今回はフランス庶民の普段着ともいわれているビンテージのグランパシャツをご紹介します。入荷後のラックに並べられた1つ1つの個性際立つシャツを見た時は圧巻です。どの柄も魅力的でどれがいいかと思考する時間が楽しく、ついつい閉店後時間を忘れてオーナーやスタッフと洋服談義を交わしました。そんな魅力あふれるグランパシャツを自分の思いを乗せ、詳しくご紹介いたしますのでぜひお読みください!
【1950s Grandpa Shirt】
今回ご紹介するグランパシャツ。「グランパ」とは「Grandpa(グランドパパ=おじいちゃん)」の略称であり、「グランパシャツ」とはその名の通り、「おじいちゃんが着ているような古めかしいシャツ」という意味合いを持つのだそうです。ただし、それはあくまで名前の由来であり、現代においてグランパシャツは、カジュアルながらも上品さがあり、様々なスタイルに合わせやすい洋服として定着しています。
また、「おじいちゃんが着ているような…」と前述しましたが、実際にはもっぱらヨーロッパの庶民の間で幅広く着られていたシャツですので、「ファーマーシャツ」とも呼ばれるそうです。
僕も入荷直後、一着手に取り試着してみましたが、すっと馴染んでくれてどこか昔から着ていたような懐かしい印象を持ちました。
シルエットについて
シルエットの随所にも庶民の間で着られていたという歴史が垣間見られます。まず、特徴的なのが着丈の長さ。これは19世紀、パンツやTシャツなど今のようなアンダーウェアがなかった時代にシャツをタックインし、現代のパンツの代わりの役目があった名残だそうです。こういった長い着丈のシャツはタックインしても一枚でザックリ着ていただいても様になるので非常に使いやすいです。
続いて身幅ですが、身幅も広くゆったりとした着心地となっており、快適さやリラックス感があります。これも元々フランス庶民の作業着として着られていたため、動きやすさを重視したつくりの名残でしょう。
このように全体的に大きめのシルエットが目立つグランパシャツですが、昨今のオーバーサイズブームと相まって、男女ともに人気が高まっています。個人的にも非常に着やすく、コーディネートも楽なので年齢や性別を問わず幅広い人に手に取っていただきたいアイテムです。
直し、着続けていく洋服
こういった古い洋服は当然、被れていたり、ほつれていたりしているものがあります。しかし、それこそが古い洋服の醍醐味だと僕は思っています。ダメージがひどい洋服でもお店にストックされた生地を使用し、修繕して店頭に並べられています。
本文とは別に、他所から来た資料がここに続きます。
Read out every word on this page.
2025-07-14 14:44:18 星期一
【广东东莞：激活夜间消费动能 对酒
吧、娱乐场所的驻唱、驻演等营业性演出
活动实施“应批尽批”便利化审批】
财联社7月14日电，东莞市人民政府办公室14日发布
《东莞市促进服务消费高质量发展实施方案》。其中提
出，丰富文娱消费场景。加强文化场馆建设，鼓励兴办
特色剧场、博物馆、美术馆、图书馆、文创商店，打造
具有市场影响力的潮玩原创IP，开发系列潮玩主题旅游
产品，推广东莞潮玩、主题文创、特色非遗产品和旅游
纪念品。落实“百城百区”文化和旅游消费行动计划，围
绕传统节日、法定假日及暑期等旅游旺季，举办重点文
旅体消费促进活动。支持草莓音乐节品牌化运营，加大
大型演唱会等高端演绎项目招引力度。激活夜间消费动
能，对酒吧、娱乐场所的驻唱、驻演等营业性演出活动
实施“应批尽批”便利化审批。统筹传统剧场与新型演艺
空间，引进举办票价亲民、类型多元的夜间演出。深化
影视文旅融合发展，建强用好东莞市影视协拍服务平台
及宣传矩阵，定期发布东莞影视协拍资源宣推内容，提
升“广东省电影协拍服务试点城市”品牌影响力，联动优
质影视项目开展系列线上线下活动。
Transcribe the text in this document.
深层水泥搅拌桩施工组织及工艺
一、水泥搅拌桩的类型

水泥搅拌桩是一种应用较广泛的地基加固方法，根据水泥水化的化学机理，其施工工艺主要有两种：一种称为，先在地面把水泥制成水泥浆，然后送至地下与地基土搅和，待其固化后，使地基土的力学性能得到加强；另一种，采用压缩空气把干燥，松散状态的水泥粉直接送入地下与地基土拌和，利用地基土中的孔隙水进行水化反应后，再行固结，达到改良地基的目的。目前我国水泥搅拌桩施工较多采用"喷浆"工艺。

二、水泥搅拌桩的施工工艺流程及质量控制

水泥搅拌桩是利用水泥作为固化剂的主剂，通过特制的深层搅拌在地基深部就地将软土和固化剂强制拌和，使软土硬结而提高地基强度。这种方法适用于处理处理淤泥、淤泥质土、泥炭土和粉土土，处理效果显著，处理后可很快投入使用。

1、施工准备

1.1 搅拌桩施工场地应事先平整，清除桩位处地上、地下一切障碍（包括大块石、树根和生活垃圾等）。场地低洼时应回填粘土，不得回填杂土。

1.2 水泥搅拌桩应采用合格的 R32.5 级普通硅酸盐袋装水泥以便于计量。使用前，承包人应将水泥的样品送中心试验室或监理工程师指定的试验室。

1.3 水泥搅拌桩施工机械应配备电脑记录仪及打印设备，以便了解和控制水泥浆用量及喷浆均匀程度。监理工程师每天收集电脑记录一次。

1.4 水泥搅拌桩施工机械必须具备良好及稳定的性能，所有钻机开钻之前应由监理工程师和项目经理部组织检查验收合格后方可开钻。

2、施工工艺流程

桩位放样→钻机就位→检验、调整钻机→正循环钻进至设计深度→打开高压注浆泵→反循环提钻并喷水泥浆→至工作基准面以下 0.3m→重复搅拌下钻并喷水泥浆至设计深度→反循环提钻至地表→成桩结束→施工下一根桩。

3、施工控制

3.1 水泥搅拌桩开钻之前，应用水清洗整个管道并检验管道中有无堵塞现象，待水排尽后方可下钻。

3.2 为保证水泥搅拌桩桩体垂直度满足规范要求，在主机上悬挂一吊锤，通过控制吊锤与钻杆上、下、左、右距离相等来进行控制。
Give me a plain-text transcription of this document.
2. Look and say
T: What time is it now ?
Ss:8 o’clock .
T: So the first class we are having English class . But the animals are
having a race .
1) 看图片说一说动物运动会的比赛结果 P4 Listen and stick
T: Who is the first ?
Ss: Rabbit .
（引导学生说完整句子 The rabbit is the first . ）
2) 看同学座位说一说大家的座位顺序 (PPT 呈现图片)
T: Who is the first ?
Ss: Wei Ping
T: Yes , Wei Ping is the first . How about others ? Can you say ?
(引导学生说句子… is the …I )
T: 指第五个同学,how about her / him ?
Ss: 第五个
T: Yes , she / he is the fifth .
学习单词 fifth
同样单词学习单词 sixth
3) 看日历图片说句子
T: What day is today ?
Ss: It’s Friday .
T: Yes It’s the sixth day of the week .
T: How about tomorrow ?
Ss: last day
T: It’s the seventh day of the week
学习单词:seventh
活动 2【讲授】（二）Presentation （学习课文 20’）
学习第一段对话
中には、当時着用していた人が直したであろう物もあります。こういった手が加えられていることで、それらが洋服たちの個性となり、より一層深みを増す…そんな風に僕は思うんです。
手元に残り続ける洋服…
「5年、10年と着続けられる洋服を…」僕が当店に通い始めた時からずっと思っていること。その最たるものがビンテージアイテムであり、こういったシャツなんだと思います。国も年代も違う誰かが紡いだ物語の上に修繕を重ね、自分の物語を加えていく…そうすることで1つとして同じものがない自分だけのオリジナルになる。そんな洋服を身にまとっている人って絶対カッコいいじゃないですか。少なくとも僕はそういう大人になりたいです。